What Are The Different Types Of PLC? 

There are three different types of PLC commonly in use: 

• Fixed integrated PLC

• Distributed PLC

• Modular PLC

Of these, the Fixed and Modular are the most commonly used, based on their hardware setup. An additional option is the Soft PLC, where the PLC is run as a program in a general-purpose computer. This can be secure and efficient if you have the right setup to incorporate it, but requires greater software implementation and maintenance skills. Not all applications support this.

Fixed Integrated Or Fixed I/O PLC

This type, commonly called a fixed I/O PLC, houses both the controller and the I/O modules within a single compact unit. This means that the memory and the number & form of I/O options are pre-determined by the manufacturer. They’re good for small-scale applications, as everything is contained in the unit, including the power supply, processor and memory. They cost less, but are disadvantaged by their lack of flexibility and inability to address more complex tasks. Also, you might have to replace the whole system if any component malfunctions, as their pre-assembled nature makes repairs more difficult.

Distributed PLC

In this type of PLC, various controllers and I/O devices are connected via a network. This means you can control the system remotely and get faster responses from the distributed PLC. There’s less wiring and it’s simpler than other systems, but it may cost more to use if not operating continuously.

Modular PLC

Modular PLCs are popular because the CPU, power supply and I/O options are all contained in separate modules within a chassis. They’re usually rack-mounted, where the rack itself houses the communications module. They’re simpler to use and capable of incorporating various expansion modules that provide more functionality, such as additional I/O units. 
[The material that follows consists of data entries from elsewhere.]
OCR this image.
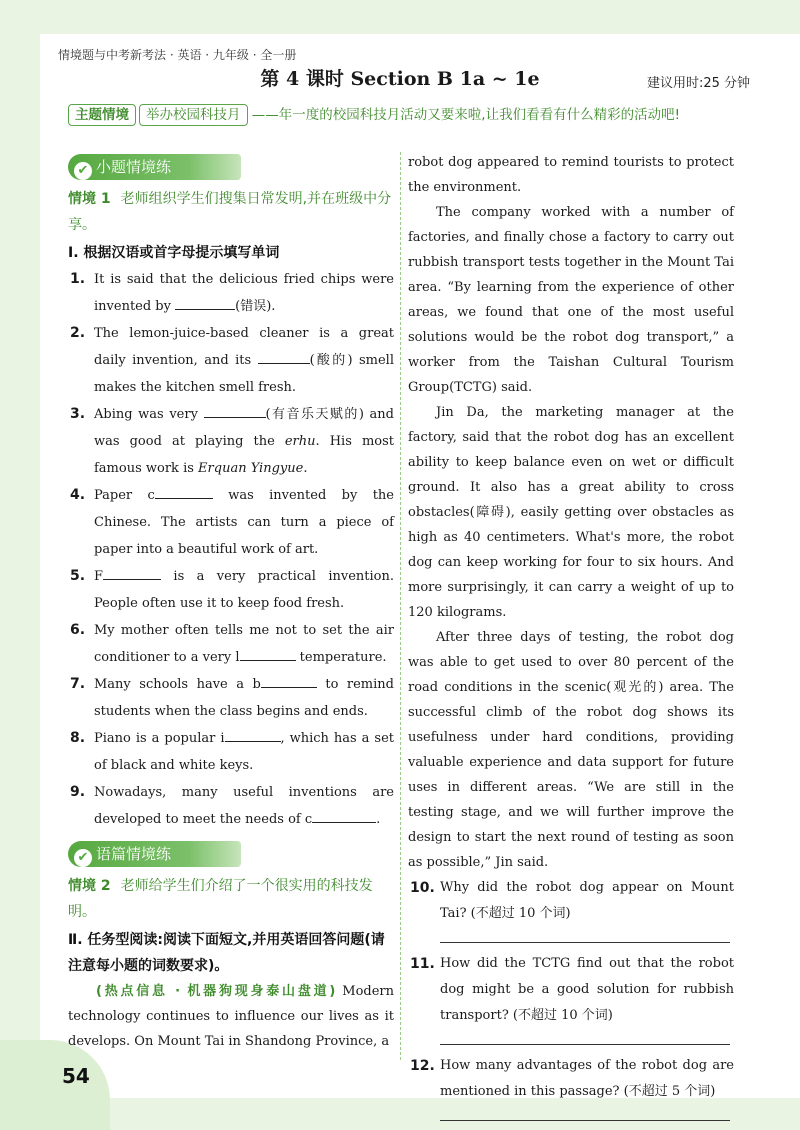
情境题与中考新考法 · 英语 · 九年级 · 全一册
第 4 课时 Section B 1a ~ 1e	建议用时:25 分钟
主题情境 举办校园科技月 ——年一度的校园科技月活动又要来啦,让我们看看有什么精彩的活动吧!
✔ 小题情境练
情境 1 老师组织学生们搜集日常发明,并在班级中分享。
Ⅰ. 根据汉语或首字母提示填写单词
1. It is said that the delicious fried chips were invented by	(错误).
2. The lemon-juice-based cleaner is a great daily invention, and its	(酸的) smell makes the kitchen smell fresh.
3. Abing was very	(有音乐天赋的) and was good at playing the erhu. His most famous work is Erquan Yingyue.
4. Paper c	was invented by the Chinese. The artists can turn a piece of paper into a beautiful work of art.
5. F	is a very practical invention. People often use it to keep food fresh.
6. My mother often tells me not to set the air conditioner to a very l	temperature.
7. Many schools have a b	to remind students when the class begins and ends.
8. Piano is a popular i	, which has a set of black and white keys.
9. Nowadays, many useful inventions are developed to meet the needs of c	.
✔ 语篇情境练
情境 2 老师给学生们介绍了一个很实用的科技发明。
Ⅱ. 任务型阅读:阅读下面短文,并用英语回答问题(请注意每小题的词数要求)。
(热点信息 · 机器狗现身泰山盘道) Modern technology continues to influence our lives as it develops. On Mount Tai in Shandong Province, a
robot dog appeared to remind tourists to protect the environment.
The company worked with a number of factories, and finally chose a factory to carry out rubbish transport tests together in the Mount Tai area. “By learning from the experience of other areas, we found that one of the most useful solutions would be the robot dog transport,” a worker from the Taishan Cultural Tourism Group(TCTG) said.
Jin Da, the marketing manager at the factory, said that the robot dog has an excellent ability to keep balance even on wet or difficult ground. It also has a great ability to cross obstacles(障碍), easily getting over obstacles as high as 40 centimeters. What's more, the robot dog can keep working for four to six hours. And more surprisingly, it can carry a weight of up to 120 kilograms.
After three days of testing, the robot dog was able to get used to over 80 percent of the road conditions in the scenic(观光的) area. The successful climb of the robot dog shows its usefulness under hard conditions, providing valuable experience and data support for future uses in different areas. “We are still in the testing stage, and we will further improve the design to start the next round of testing as soon as possible,” Jin said.
10. Why did the robot dog appear on Mount Tai? (不超过 10 个词)
11. How did the TCTG find out that the robot dog might be a good solution for rubbish transport? (不超过 10 个词)
12. How many advantages of the robot dog are mentioned in this passage? (不超过 5 个词)
54
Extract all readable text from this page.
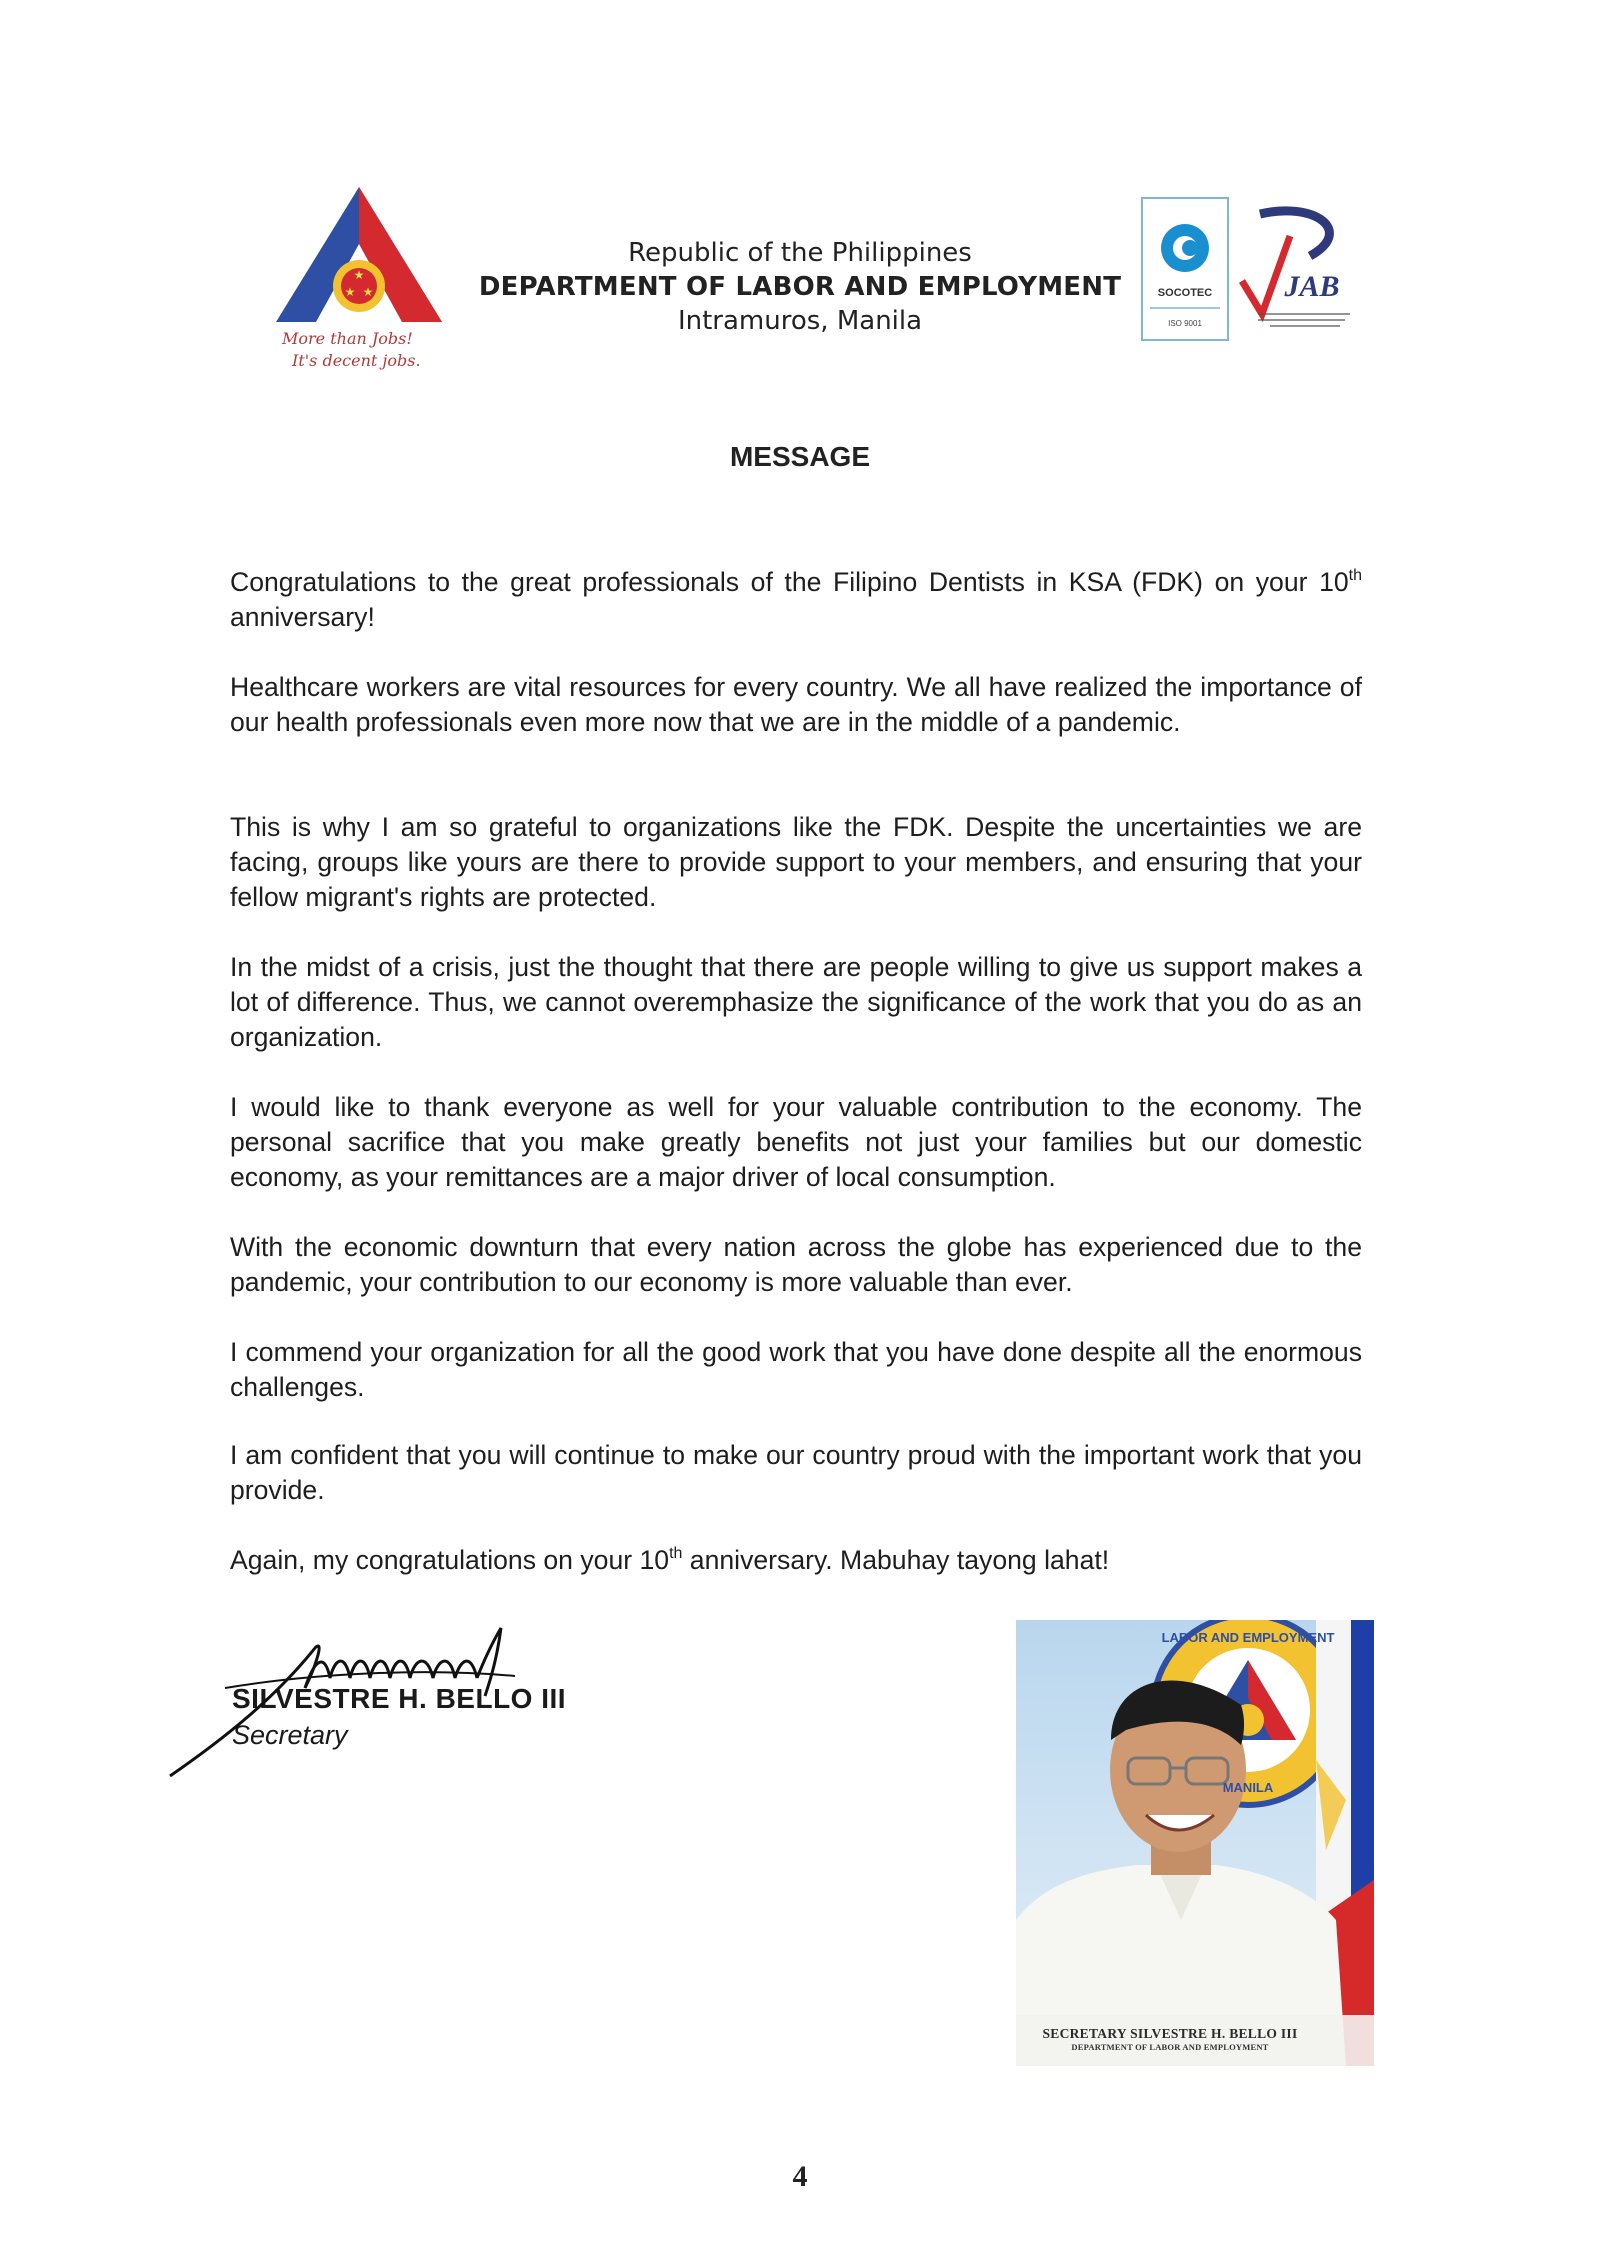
★
★ ★
More than Jobs!
It's decent jobs.
Republic of the Philippines
DEPARTMENT OF LABOR AND EMPLOYMENT
Intramuros, Manila
SOCOTEC
ISO 9001
JAB
MESSAGE
Congratulations to the great professionals of the Filipino Dentists in KSA (FDK) on your 10th anniversary!
Healthcare workers are vital resources for every country. We all have realized the importance of our health professionals even more now that we are in the middle of a pandemic.
This is why I am so grateful to organizations like the FDK. Despite the uncertainties we are facing, groups like yours are there to provide support to your members, and ensuring that your fellow migrant's rights are protected.
In the midst of a crisis, just the thought that there are people willing to give us support makes a lot of difference. Thus, we cannot overemphasize the significance of the work that you do as an organization.
I would like to thank everyone as well for your valuable contribution to the economy. The personal sacrifice that you make greatly benefits not just your families but our domestic economy, as your remittances are a major driver of local consumption.
With the economic downturn that every nation across the globe has experienced due to the pandemic, your contribution to our economy is more valuable than ever.
I commend your organization for all the good work that you have done despite all the enormous challenges.
I am confident that you will continue to make our country proud with the important work that you provide.
Again, my congratulations on your 10th anniversary. Mabuhay tayong lahat!
SILVESTRE H. BELLO III
Secretary
LABOR AND EMPLOYMENT
MANILA
SECRETARY SILVESTRE H. BELLO III
DEPARTMENT OF LABOR AND EMPLOYMENT
4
Modular PLCs cost more than compact PLCs, but have the advantage of easier maintenance and scaleability without extra downtime. Modular PLCs can handle more complicated procedures, such as identifying problems quickly and fixing them while other processes continue to run. 

Some disadvantages of modular PLCs are their greater configuration complexity and less efficient installation space. Trouble-shooting costs may increase when modules fail and you’ll have to keep more spare inventory on site. They also require enclosures, since they have low IP ratings. Their nature promotes centralised rather than distributed I/O, contrary to the norm in modern automation technology.

How Do PLCs Work?

The PLC works on the basis of information received from its input devices or connected sensors. It processes the received data and uses pre-programmed parameters to trigger selected outputs. Users can configure the I/Os on their PLCs to get exactly the responses they need for their application. Depending on what I/Os are configured, a PLC is able to monitor and record all sorts of run-time data. Operations include automatic start and stop processes, monitoring operating temperature or machine productivity and generating alarms if a machine malfunctions.

PLC programs are usually written separately, then downloaded onto the controller. Some manufacturers supply this with the PLC. Most programming software for PLCs offers a choice of programming languages, either the newer basic “C” or the traditional Ladder Diagram (LD). Each rung on the logic ladder represents a specific action that the PLC controls. 

Robust and Adaptable Solutions

Programmable Logic Controllers are a robust and flexible control solution for industrial automation, adaptable to almost any application. Fixed, compact PLCs are an ideal solution for small-scale operations, while modular and distributed PLCs are capable of handling larger and more complex processes. Many different arrangements of digital and analogue I/O can be incorporated, with modules or units configured for a range of specific environments. These include resistance to vibration and impact, immunity to electrical noise and extended temperature ranges.